Roxanne White, chief of staff to then Gov. John Hickenlooper took the lead in discrediting the original selection process. Soon the initial award was determined to be flawed and a second procurement was ordered. When this reversal was challenged, District Court judge Hub Stern ruled that Crisis Access was likely to prevail. Yet, despite his favorable ruling the Arizona applicants withdrew from the second procurement process and rumors of a confidential, out-of-court settlement circulated. Several Human Services employees believe to this day that a cash fund was tapped to encourage the successful bidder to return to Phoenix with their lips zipped. To no one’s surprise, incumbents succeeded on their second attempt.

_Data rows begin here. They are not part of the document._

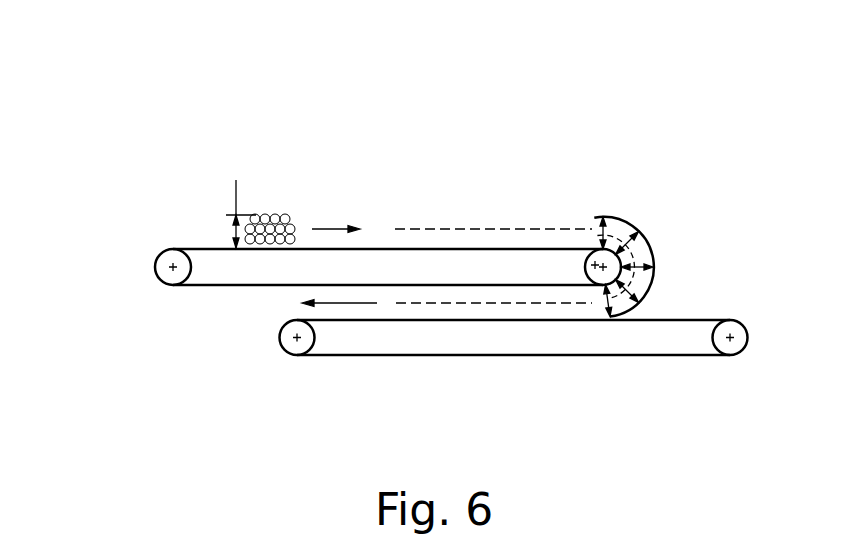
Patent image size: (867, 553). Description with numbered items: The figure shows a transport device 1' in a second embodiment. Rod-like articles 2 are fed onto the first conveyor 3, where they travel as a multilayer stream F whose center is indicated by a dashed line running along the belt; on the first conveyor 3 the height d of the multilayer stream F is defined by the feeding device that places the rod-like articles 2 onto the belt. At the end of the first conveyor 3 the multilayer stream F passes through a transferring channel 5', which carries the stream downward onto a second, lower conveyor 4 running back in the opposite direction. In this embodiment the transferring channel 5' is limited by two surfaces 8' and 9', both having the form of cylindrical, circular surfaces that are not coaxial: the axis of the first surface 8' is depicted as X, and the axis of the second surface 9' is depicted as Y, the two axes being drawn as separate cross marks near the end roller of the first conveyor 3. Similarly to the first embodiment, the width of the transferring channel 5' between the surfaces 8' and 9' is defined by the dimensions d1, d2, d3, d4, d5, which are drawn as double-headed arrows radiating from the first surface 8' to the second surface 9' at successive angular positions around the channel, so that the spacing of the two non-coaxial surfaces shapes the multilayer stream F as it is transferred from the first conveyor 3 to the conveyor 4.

The transport device 1' is at (449, 184).
The rod-like articles 2 is at (286, 214).
The first conveyor 3 is at (190, 250).
The lower conveyor belt 4 is at (735, 319).
The transferring channel 5' is at (689, 221).
The first surface 8' is at (558, 217).
The second surface 9' is at (620, 205).
The multilayer stream F is at (451, 229).
The height of the multilayer stream d is at (229, 211).
The dimension d1 is at (603, 216).
The dimension d2 is at (638, 232).
The dimension d3 is at (690, 267).
The dimension d4 is at (663, 323).
The dimension d5 is at (610, 317).
The axis of the first surface X is at (601, 268).
The axis of the second surface Y is at (594, 265).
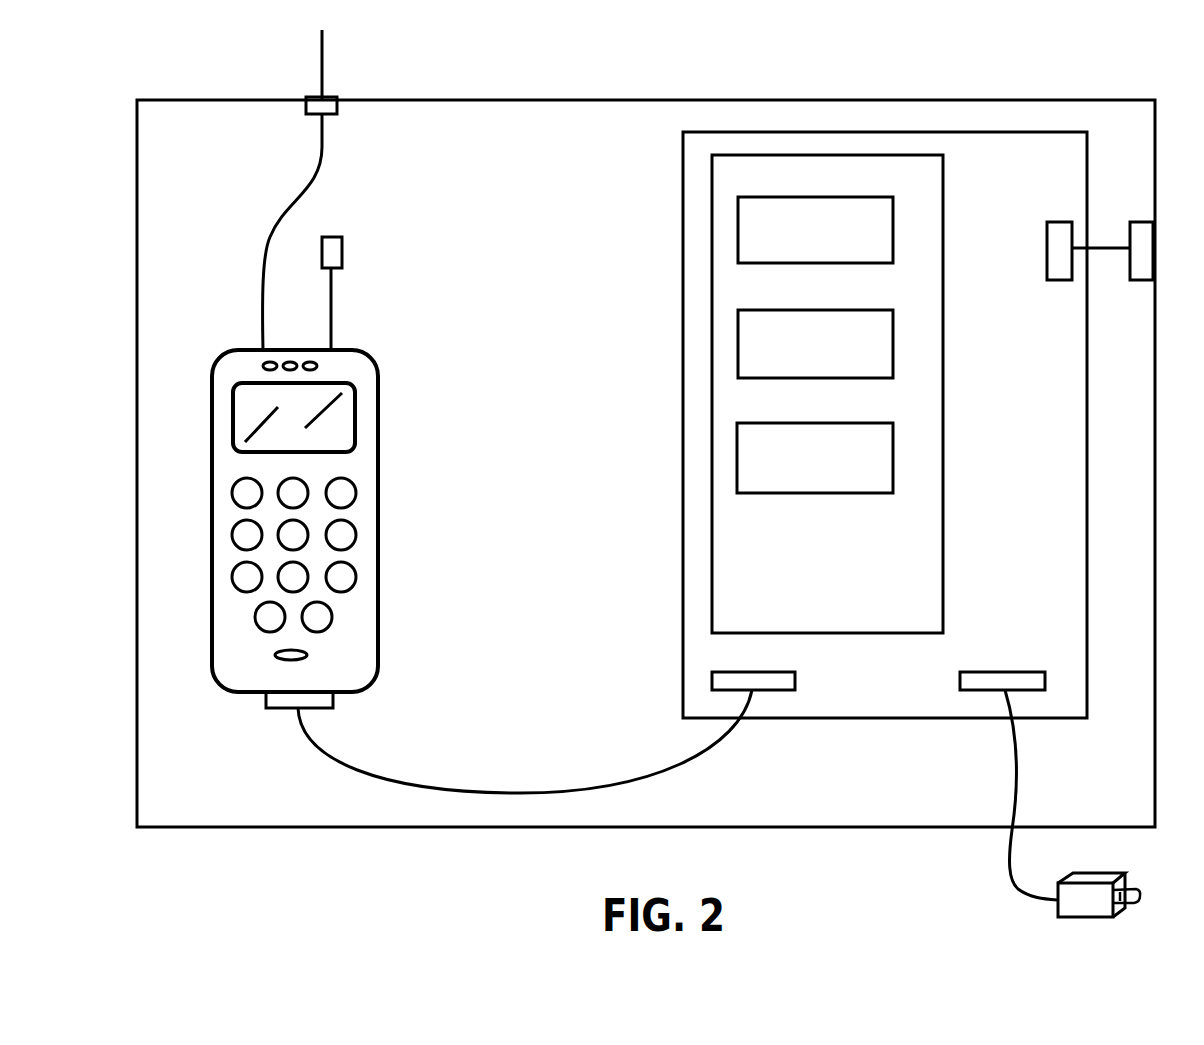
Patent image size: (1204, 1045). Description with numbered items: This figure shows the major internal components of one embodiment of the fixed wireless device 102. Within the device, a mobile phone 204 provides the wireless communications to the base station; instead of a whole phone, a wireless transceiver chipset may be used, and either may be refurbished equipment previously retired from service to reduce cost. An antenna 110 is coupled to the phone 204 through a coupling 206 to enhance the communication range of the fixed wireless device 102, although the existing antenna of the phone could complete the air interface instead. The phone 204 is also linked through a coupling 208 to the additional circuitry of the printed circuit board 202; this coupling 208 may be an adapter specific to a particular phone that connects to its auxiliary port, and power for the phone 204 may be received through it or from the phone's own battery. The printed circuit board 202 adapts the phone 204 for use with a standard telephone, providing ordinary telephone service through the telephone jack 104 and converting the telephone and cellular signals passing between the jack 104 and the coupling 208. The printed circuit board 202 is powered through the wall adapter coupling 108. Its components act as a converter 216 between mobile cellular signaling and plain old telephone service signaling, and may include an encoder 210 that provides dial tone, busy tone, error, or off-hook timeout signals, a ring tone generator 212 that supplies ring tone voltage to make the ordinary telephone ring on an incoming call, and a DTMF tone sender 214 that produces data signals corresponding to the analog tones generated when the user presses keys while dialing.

The fixed wireless device 102 is at (1080, 100).
The RJ-11 jack 104 is at (1145, 235).
The wall adapter coupling 108 is at (1010, 873).
The antenna 110 is at (325, 62).
The printed circuit board 202 is at (688, 225).
The mobile phone 204 is at (362, 356).
The coupling 206 is at (262, 270).
The coupling 208 is at (318, 700).
The encoder 210 is at (875, 197).
The ring tone generator 212 is at (875, 310).
The DTMF tone sender 214 is at (875, 423).
The converter 216 is at (925, 593).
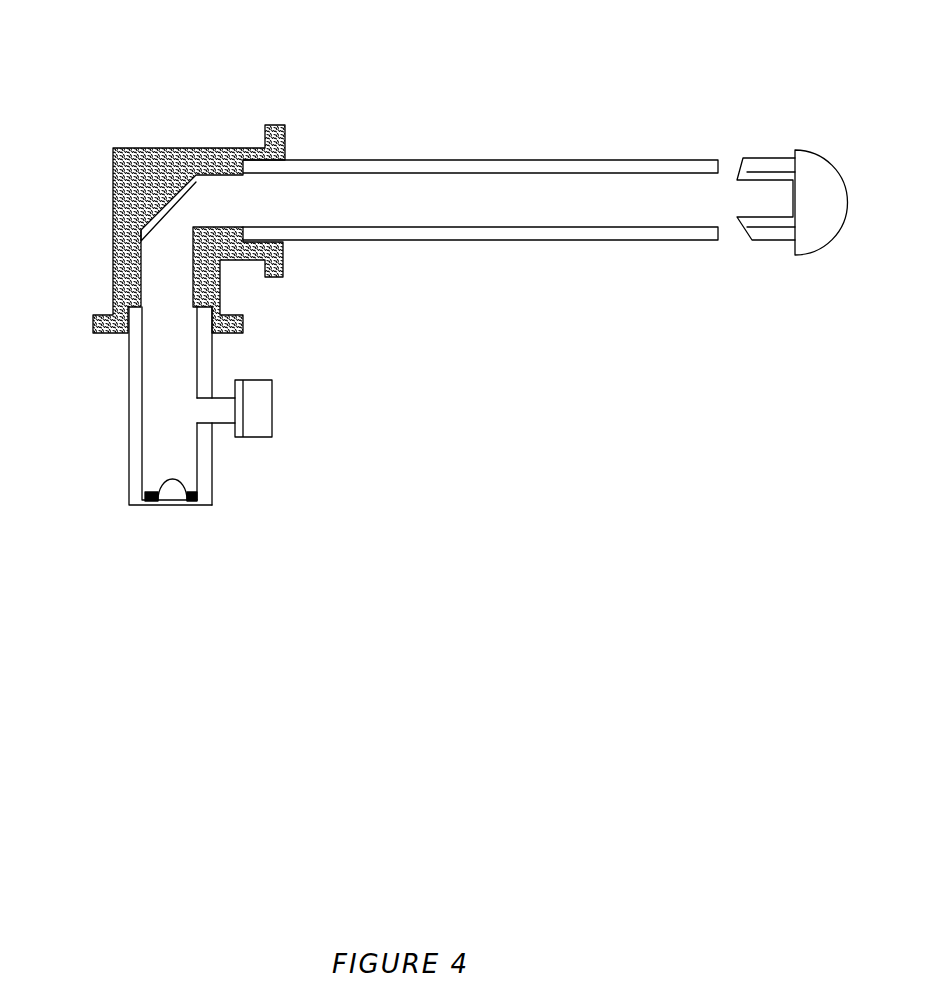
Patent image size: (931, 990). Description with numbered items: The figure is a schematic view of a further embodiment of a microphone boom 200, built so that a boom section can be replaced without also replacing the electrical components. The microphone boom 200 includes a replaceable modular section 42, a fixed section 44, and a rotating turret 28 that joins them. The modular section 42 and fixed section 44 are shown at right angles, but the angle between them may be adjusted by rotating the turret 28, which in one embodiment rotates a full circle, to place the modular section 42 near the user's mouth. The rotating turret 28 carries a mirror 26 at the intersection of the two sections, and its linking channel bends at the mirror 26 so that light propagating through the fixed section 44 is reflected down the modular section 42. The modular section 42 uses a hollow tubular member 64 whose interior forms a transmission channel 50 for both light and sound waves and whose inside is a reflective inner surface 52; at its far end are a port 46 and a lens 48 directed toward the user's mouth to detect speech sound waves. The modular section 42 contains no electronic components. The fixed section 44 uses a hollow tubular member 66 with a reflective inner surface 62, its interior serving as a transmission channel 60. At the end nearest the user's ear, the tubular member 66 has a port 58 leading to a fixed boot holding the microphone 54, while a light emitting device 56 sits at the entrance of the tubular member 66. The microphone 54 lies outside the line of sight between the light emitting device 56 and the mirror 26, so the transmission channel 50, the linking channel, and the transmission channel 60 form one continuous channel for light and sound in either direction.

The microphone boom 200 is at (440, 35).
The rotating turret 28 is at (156, 132).
The mirror 26 is at (199, 202).
The hollow tubular member 64 is at (462, 158).
The transmission channel 50 is at (492, 217).
The reflective inner surface 52 is at (588, 173).
The port 46 is at (731, 158).
The lens 48 is at (821, 202).
The modular section 42 is at (645, 290).
The fixed section 44 is at (83, 433).
The transmission channel 60 is at (178, 308).
The reflective inner surface 62 is at (142, 338).
The hollow tubular member 66 is at (210, 358).
The port 58 is at (197, 417).
The microphone 54 is at (260, 408).
The light emitting device 56 is at (172, 497).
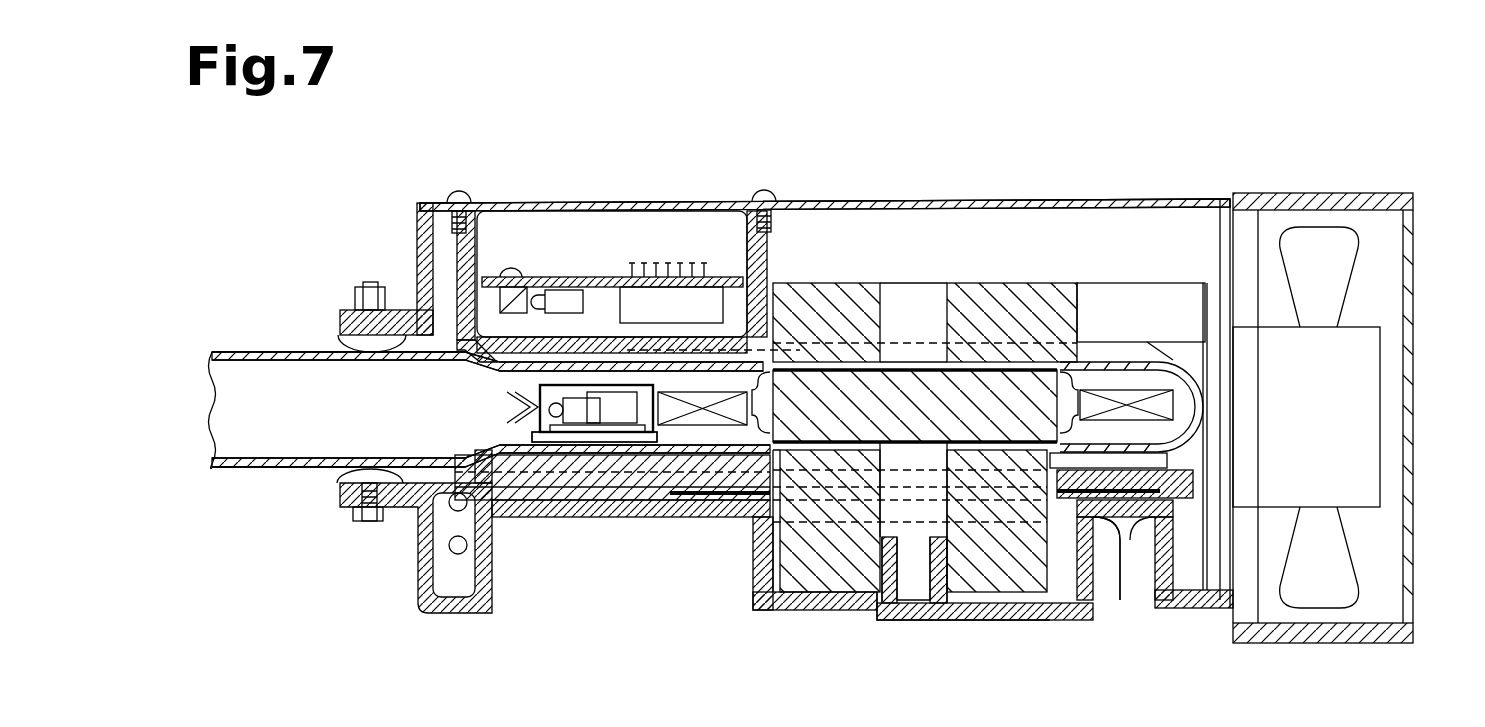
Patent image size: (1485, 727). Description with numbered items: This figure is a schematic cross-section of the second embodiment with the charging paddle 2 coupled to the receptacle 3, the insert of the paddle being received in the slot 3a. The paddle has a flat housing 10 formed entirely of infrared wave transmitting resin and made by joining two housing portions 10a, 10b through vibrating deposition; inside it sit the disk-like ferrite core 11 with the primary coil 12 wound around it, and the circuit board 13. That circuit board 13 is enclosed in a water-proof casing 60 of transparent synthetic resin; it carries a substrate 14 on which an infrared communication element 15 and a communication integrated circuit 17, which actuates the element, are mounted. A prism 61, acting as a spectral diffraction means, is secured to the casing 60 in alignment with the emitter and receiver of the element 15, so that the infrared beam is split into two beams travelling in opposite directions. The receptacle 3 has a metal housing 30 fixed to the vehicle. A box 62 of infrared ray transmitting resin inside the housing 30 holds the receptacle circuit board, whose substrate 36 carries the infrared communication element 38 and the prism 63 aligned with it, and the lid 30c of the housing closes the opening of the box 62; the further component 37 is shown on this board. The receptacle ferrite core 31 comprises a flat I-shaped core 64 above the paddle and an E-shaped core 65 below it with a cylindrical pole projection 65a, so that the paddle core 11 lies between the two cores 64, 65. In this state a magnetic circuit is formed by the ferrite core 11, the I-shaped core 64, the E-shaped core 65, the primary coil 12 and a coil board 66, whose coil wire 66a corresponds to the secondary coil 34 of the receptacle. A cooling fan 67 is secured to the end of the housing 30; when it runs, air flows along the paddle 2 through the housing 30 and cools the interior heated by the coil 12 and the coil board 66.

The charging paddle 2 is at (248, 349).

There is a great deal of money at stake when winning these contracts. Providers are represented at the Capitol by Mental Health Colorado, which moved quickly to insure there would never again be a risk from competitively bidding mental health care contracts — substituting periodic renegotiation in its place. Statewide, the mental health system is approaching collapse. More than a thousand vacancies exist despite the fact most agencies are sitting on fat surpluses they have been unwilling to tap. Their eyes are focused on the $450 million in additional dollars earmarked in the COVID rescue funding headed to Colorado for strengthening behavioral health services.
Both local hospitals and sheriff’s departments have complained for years that it is nearly impossible to transfer mental health cases arriving at their facilities to community mental health providers, particularly when there is reason to suspect these individuals might be dangerous to themselves or others. Existing contracts permit community centers to dodge this responsibility. Nor do many provide 24-hour access to crisis counseling.
The state auditor’s office recently declared the system a mess, while Michelle Barnes and Kim Bimestefer with the Colorado Department of Health Care Policy and Financing — conduit for the expected federal dollars — recommended a thorough audit of existing programs. For example, Mental Health Denver pays, its Executive Director more than $800,000. What sounds absurd is actually obscene.
The Legislature has authorized the creation of a ‘stand-alone’ behavioral health department. Jared Polis announced his selection last week of Morgan Medlock, chief medical officer for Washington D. C.’s Department of Behavioral Health, to join his Cabinet. The Colorado Behavioral Healthcare Council has supported an accountability audit. Doctor Medlock would be well served by an independent appraisal before she starts “transforming” Colorado’s mental health system.
Miller Hudson is a public affairs consultant and a former Colorado legislator.